Zemi menghentikan langkahnya saat mendengar pertanyaan dari sang mama, Milla Raharja.

“Mama tanya kamu, Zemi.”

Zemi menghela nafasnya sesaat sebelum akhirnya memutar tubuhnya 180 derajat agar berhadapan dengan sang mama. “Aku habis dari kampus dan asal Mama tahu, Bianca enggak manja, bahkan tadi dia maksa buat enggak aku antar pulang. Cobalah Ma, Mama lihat sisi baik Bianca.”

“Mama cuman mau yang terbaik buat kamu, Zemi. Kamu paham itu, ‘kan?”

“Zemi enggak paham karena Mama enggak pernah mau ngertiin aku, Ma. Aku sama Bianca jelas beda dengan Mama dan papa. Aku mohon masa lalu kalian ya milik kalian, masa depan aku milik aku, Ma. Stop, ya? Aku capek.”

Zemi tahu mamanya ingin yang terbaik untuknya dan Zemi tahu mamanya hanya takut masa lalu mamanya itu akan terulang pada Zemi jika Zemi bersama Bianca.

“Kalau Mama mau cari siapa yang salah dari kejadian itu maka yang salah itu aku sama Bianca, Ma, bukan cuman Bianca karena aku sama dia sama-sama mau. Aku harap Mama paham.”

Milla tersenyum kecut. “Tahu apa kamu soal masa depan? Kamu cuman anak umur 23 yang belum tahu apa-apa, Zemi. Sedangkan Mama udah pernah merasakan pahit manisnya hidup. Please lepasin Bianca dan kamu terima Gabriela.”

“Asal Mama tahu, cewek itu lebih manja dari Bianca, Ma,” ucap Zemi apa adanya, bahkan Zemi tak sanggup menyebut nama wanita manja yang menjadi awal kisahnya bersama Bianca dulu.

“Mama tahu ‘kan rasanya menikah sama orang yang enggak kita cintai, tapi kenapa Mama selalu maksa aku buat sama cewek itu? Ma, aku harap Mama paham ya. Mau aku cuman Bianca, cuman dia. Sampai kapanpun cuman dia.”

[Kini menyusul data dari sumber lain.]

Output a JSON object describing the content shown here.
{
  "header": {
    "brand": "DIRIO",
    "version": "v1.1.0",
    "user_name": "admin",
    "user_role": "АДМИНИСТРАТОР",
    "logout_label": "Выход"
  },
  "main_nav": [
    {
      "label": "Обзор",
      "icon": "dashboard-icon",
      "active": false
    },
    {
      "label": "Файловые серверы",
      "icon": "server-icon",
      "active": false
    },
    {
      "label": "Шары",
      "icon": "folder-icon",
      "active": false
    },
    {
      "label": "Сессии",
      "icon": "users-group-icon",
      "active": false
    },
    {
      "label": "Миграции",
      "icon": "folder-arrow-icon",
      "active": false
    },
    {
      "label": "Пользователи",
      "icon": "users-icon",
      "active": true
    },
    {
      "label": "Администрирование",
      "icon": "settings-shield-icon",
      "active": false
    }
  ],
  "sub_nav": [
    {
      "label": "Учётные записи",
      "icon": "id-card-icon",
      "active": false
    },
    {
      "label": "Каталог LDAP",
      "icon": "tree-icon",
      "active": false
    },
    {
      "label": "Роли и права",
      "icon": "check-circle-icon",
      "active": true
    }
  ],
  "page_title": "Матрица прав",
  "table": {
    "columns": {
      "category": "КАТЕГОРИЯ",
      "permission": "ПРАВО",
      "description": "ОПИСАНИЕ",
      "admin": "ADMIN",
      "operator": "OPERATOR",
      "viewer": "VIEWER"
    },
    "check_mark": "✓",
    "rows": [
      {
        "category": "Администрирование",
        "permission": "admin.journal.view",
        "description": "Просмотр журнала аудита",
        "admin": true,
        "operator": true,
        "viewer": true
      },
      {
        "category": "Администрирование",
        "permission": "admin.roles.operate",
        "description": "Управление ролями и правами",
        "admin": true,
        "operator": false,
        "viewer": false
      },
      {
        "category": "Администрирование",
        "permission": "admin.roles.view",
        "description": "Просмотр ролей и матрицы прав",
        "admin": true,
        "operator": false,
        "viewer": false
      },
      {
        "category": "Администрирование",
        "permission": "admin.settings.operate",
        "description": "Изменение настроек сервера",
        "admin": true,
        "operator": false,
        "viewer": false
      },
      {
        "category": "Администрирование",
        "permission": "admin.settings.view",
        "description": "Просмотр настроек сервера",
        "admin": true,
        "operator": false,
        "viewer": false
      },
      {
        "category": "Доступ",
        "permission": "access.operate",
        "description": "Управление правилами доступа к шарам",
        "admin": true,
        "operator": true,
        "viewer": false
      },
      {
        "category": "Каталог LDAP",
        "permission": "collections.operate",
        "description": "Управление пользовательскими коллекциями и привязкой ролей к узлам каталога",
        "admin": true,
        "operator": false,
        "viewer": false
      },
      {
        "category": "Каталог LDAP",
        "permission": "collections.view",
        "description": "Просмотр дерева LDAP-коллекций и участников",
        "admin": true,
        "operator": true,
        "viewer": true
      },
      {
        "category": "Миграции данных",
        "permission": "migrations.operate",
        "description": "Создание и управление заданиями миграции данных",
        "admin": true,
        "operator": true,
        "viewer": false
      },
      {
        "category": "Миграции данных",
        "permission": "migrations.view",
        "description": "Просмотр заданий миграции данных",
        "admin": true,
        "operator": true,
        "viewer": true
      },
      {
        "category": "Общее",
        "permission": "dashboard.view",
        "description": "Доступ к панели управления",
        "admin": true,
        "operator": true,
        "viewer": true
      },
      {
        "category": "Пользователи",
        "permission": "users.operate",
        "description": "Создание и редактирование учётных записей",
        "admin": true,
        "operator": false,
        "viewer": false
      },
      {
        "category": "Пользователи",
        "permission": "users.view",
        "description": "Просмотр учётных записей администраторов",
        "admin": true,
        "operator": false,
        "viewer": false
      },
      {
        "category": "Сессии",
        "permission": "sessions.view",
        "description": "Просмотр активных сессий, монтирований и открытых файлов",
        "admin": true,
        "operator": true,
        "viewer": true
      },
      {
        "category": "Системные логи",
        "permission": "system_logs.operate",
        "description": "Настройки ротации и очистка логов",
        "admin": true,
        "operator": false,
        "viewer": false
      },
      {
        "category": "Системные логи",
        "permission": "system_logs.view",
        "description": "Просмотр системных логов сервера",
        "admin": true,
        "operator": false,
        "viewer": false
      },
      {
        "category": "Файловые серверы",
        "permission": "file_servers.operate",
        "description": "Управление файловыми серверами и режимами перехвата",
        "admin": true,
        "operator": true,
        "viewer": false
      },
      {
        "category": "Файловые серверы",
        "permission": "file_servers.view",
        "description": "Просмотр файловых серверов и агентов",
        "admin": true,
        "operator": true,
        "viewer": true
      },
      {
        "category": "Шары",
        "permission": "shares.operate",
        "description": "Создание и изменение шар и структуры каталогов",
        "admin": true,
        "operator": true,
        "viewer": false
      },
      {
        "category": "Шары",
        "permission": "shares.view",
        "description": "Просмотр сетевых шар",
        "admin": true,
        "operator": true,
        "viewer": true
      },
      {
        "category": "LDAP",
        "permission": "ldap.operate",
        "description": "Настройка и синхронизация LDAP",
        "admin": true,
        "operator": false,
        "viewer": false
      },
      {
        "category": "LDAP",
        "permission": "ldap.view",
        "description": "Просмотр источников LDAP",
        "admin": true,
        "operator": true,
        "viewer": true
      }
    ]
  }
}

Setelah mengucapkan kalimat panjang itu Zemi lantas bergegas menuju lift untuk menuju kamarnya. Sebenarnya Zemi malas untuk pulang ke rumah mewah milik keluarganya ini, tetapi rengekan sang papa membuat Zemi luluh.

***

“ZEEEEEMIIIII!!!!” suara cempreng milik Bianca terdengar di seberang sana membuat Naka, Devon, dan Agasa lantas menatap ke arah Zemi yang masih belum buka suara karena masih sibuk mengusap telinganya.

“Zemi gawat! Zemi gawat!”

“Ada apa, Beb? Suaranya kecilin ya, Cantik. Kuping aku sakit,” balas Zemi akhirnya.

“Ya ampun, maafin, Zem. Perlu aku ke sana terus bawa kamu ke rum—”

“Enggak usah, Bianca. Lupain. Aku enggak papa, kok. Ada apa emang nih?”

“Dosen baru itu ternyata temannya kak Alya, kakak ipar aku, istrinya bangke. Sumpah aku malu. Tadi ketemu di rumah bangke, tapi untung aku langsung izin pulang. Takut. Aku harus gimana?”

Zemi dan ketiganya sahabatnya saling bertukar pandang, kemudian Zemi menyimpan telunjuknya ke bibirnya mengisyaratkan agar mereka tak bicara lebih dulu. Ketiganya mengangguk paham, meskipun Devon harus Naka bekap karena papa muda yang satu itu sudah gatal ingin tahu apa yang terjadi.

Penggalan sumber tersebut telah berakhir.